I do not want to be a man who hurts for enjoyment. I will not be that.

But the truth is messier. The truth lives in the moments when I wake at night and the mattress is too big and the house is too quiet and I feel the shape of the chair where my father used to sit and wonder whether I have replaced him or become him.

The truth is a fine grit under my nails that washes no matter how much water I spend.

Tonight I find myself thinking about Elias Moretti because in my head he is less a person than a photograph—young, honey-blond, a symbol—and yet still a person.

Nineteen. An age caught between the last softness of boys and the certain lines of men.

I do not want the city to remember me as the man who stole a boy to prove a point.

I want them to remember me as the man who made hard choices and won without ruin.

But the line between winning and ruin is paper-thin when you make your enemy bleed from its pride.

Riley brings me a coffee I do not want. He is careful with his voice here; he is careful in a way I will never be. “You okay?” he asks, and it’s such a small question it could be a decoy for anything.

“Yes.” I should say more. I do not. It is enough that he has asked. Concern is a dangerous currency in a house built on obligation. It makes people weak.

He watches me with that patient kind of look people give children with skinned knees. “If this goes sideways—”

“It won’t.” The word is sharper than I intend. I smooth it, and the gesture reminds me more of my father than I like. I tell myself it is the steel of the choice, not his temper. “We will be surgical.”

He nods because I am his brother and because silence has a way of forcing agreement. He moves away to check the arrangements, leaving me with the clean geometry of the living room.

I walk upstairs to the suite I have prepared.

The corridor lights are low; the glass walls give a view of the snow-laden hedges and the pale city beyond.

In that pale light, the house looks like something detached and indifferent—an appliance of power.

I sit on the edge of the bed and finally allow the weight of it.

The red ribbon folded like a small, impatient heart on the pillow.

The sight of it makes my stomach pull in an old way—part hunger, part the sensation of a knife just missing the artery.

The decision has been made; the words have been spoken.

Now comes the part that requires less rhetoric and more resolve.

I pick up my phone and scroll through the list of men I have kept close. These are not sentimentalities; they are instruments of necessity. I pause on Hartford’s name and then dial.

“Hartford,” I say when he picks up, my voice even.

“Sir,” he answers. A man who never uses my name unless he has to.

Hartford was my father’s second and now by inheritance he is mine.

“Prepare the east gate.” I list details because details make violence predictable and therefore survivable: metal detector, sweep the perimeter, two teams on the lane, one team to shadow the Moretti emissary until he is within the gates.

“No open hostilities unless commanded. If they try anything, you stop them cleanly. If they refuse to comply, you’ll take them into custody and hold them until I decide. ”
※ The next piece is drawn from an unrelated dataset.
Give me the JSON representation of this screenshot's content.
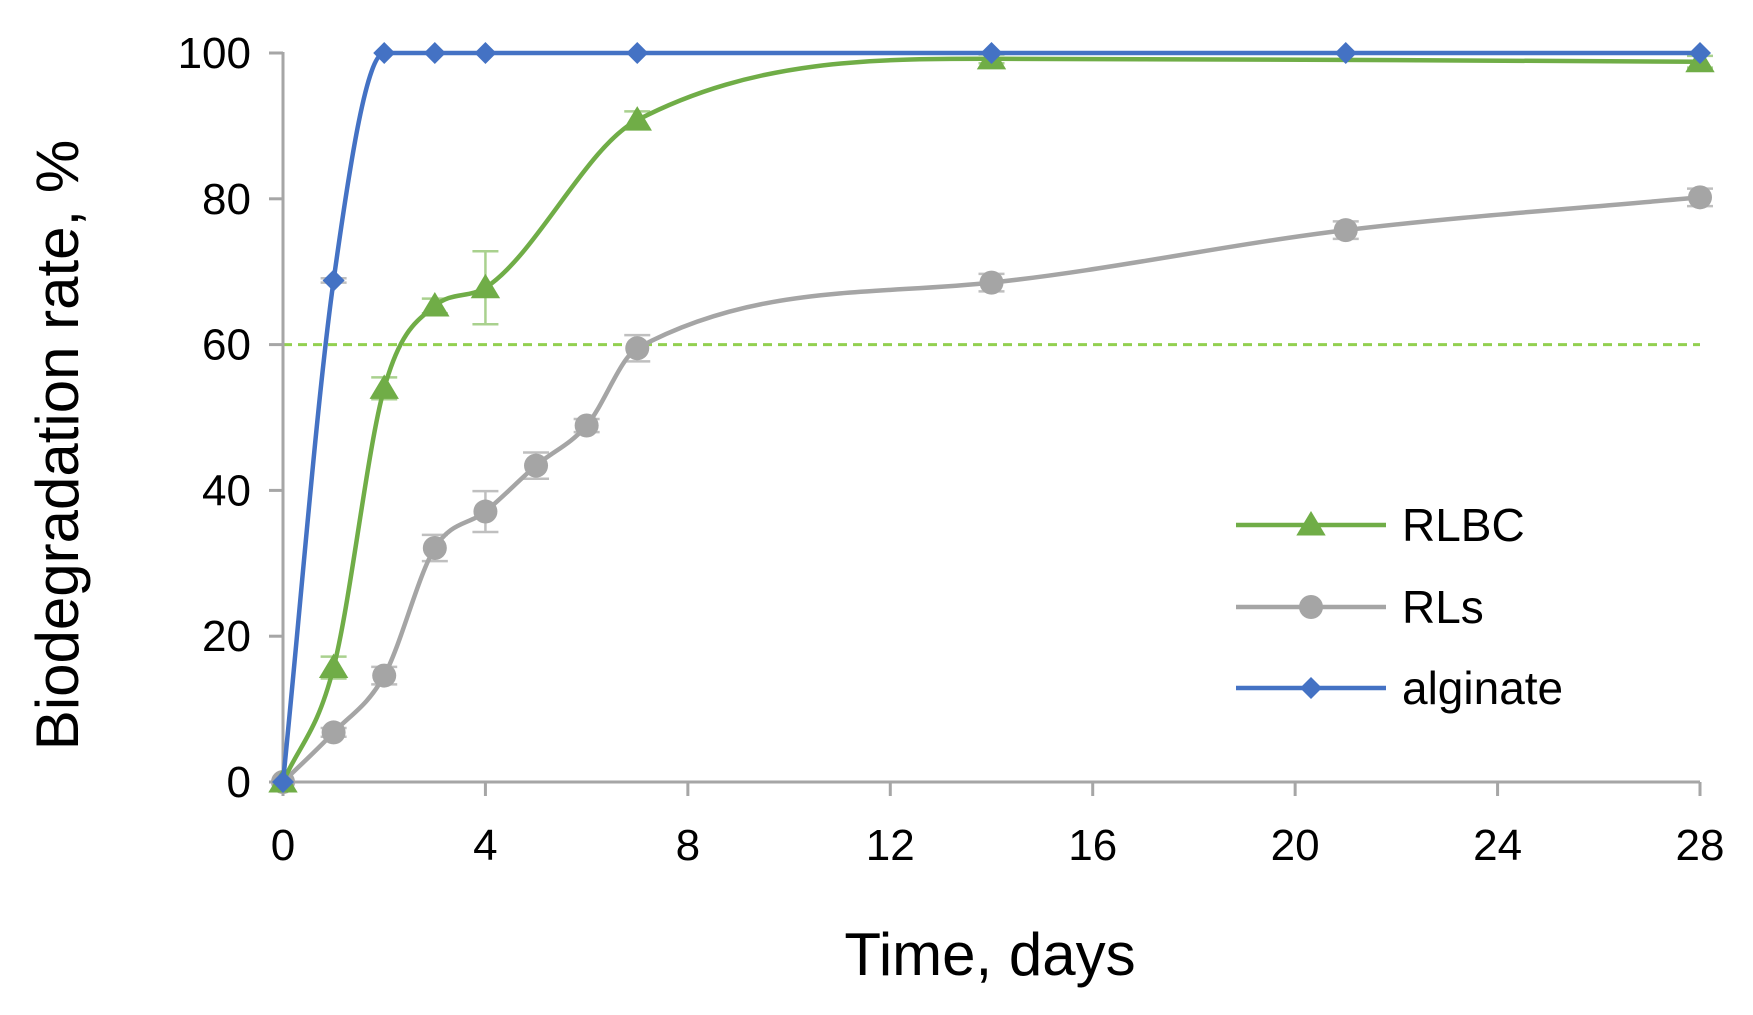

There is a pause long enough for a man to read my tone and know I mean it. “Understood.”

I hang up and let the air settle. The mansion is ready, my men are ready, the bow is placed and waiting like a small accusation. I tell myself again that this is justice.

The thing I will not say aloud is the part I cannot calculate: whether I will be able to stand in the light when the city stares at me and not taste ash.